Kimberly has been a special constable for six years – giving up her free time because she “loves to help people”.
She is so highly regarded in the team she polices with in Melton she was recently named runner-up in the 'Officer of the Year' category of the British Association of Women in Policing awards after being nominated by her sergeant.
She was one of three Leicestershire officers chosen in the category – with fellow officers PC Louise Kay also scooping a runner-up place and DC Anna Blockley winning the award.
Beating off stiff competition to be named alongside her fellow full time officers, Kimberly’s recognition was for her “depth of experience and high standard of professionalism and dedication that is on par with her regular colleagues.”
She’s also been recognised by the force – being named last year as Special Police Constable of the Year.
Since joining as a special in August 2014, Kimberly’s given up more than 1,500 hours to policing – often working weekends and during peak periods, such as Christmas, to provide extra support to the team.

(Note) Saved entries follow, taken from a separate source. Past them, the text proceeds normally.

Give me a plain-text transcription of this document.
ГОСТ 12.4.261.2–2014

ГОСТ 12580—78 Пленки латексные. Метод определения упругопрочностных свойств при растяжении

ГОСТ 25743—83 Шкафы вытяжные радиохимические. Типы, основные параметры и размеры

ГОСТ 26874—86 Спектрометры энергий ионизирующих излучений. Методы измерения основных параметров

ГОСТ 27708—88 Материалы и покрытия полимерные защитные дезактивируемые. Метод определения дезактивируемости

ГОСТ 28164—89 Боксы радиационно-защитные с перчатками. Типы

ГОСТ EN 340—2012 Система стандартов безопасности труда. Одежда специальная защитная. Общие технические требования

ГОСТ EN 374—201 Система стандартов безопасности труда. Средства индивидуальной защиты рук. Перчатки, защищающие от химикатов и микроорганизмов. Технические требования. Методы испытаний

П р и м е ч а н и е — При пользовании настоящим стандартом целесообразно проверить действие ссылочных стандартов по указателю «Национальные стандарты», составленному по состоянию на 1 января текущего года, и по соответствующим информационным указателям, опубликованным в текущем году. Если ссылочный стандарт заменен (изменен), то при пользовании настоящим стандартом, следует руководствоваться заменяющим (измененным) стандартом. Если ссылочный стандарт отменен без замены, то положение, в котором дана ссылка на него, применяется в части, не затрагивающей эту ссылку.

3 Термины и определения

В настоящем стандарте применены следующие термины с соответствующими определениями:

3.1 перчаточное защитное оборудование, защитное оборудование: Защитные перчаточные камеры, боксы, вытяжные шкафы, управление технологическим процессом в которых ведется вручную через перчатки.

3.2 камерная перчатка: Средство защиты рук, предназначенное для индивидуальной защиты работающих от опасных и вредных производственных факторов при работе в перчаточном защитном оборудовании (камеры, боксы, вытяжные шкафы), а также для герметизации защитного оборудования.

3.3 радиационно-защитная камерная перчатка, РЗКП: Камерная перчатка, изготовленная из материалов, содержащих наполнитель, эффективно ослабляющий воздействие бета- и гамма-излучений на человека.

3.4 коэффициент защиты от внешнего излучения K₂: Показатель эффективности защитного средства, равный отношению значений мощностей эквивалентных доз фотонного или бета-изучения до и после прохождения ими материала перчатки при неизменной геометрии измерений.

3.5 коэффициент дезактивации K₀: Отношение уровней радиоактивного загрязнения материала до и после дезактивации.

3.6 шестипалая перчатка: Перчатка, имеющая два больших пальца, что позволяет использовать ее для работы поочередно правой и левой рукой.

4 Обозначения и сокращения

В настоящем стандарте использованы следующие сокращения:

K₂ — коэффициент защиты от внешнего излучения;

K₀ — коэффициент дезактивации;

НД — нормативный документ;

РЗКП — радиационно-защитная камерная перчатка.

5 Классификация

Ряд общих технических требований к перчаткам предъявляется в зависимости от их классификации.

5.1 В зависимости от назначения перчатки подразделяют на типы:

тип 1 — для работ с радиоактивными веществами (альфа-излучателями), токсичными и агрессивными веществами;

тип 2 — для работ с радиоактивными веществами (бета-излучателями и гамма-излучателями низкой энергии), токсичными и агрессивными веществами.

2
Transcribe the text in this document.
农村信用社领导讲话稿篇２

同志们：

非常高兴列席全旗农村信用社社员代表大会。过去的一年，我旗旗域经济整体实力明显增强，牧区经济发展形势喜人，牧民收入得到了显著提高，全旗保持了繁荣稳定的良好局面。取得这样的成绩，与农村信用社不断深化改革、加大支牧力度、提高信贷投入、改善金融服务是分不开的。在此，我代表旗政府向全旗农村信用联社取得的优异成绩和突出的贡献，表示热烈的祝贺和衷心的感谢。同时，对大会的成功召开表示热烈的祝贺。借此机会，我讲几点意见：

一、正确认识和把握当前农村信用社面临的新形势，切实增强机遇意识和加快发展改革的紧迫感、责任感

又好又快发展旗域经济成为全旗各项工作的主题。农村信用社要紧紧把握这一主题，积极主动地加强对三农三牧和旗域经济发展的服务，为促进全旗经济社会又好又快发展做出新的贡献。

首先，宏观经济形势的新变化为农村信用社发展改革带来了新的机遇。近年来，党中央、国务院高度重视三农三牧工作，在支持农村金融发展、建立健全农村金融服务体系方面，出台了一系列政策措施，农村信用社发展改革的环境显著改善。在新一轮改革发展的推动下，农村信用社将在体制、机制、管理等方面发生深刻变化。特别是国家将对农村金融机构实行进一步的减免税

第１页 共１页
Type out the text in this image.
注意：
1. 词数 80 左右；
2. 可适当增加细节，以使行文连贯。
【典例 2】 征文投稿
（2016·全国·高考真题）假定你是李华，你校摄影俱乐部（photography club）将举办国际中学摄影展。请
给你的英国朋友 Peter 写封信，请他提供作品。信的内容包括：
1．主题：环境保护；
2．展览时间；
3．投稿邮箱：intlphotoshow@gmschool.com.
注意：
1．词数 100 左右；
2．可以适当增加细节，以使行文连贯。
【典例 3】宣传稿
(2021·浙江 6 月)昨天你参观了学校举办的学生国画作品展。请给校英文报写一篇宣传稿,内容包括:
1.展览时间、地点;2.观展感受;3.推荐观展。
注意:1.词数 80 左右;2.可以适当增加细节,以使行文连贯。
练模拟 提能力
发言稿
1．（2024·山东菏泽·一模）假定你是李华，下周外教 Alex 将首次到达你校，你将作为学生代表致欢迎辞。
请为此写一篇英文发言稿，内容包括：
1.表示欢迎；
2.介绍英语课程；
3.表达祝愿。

She does this alongside a full time job as a self-employed personal assistant - providing care and support to the elderly and adults and children with disabilities.
The skills she uses in this role are of huge benefit to her policing work, which often involves helping to protect some of the most vulnerable people in communities.
Kimberly said: “I’ve always loved helping people so volunteering as a special seemed like the perfect opportunity. Every time I go out on shift I come into contact with people from all walks of life, often helping them when they are in difficult or desperate situations. The job is so rewarding and I am very fortunate to work with such an amazing team of officers.”
And if these two jobs weren’t enough, Kimberly has recently taken on another rewarding job. In March of this year she became a mum to a baby boy named Alexander.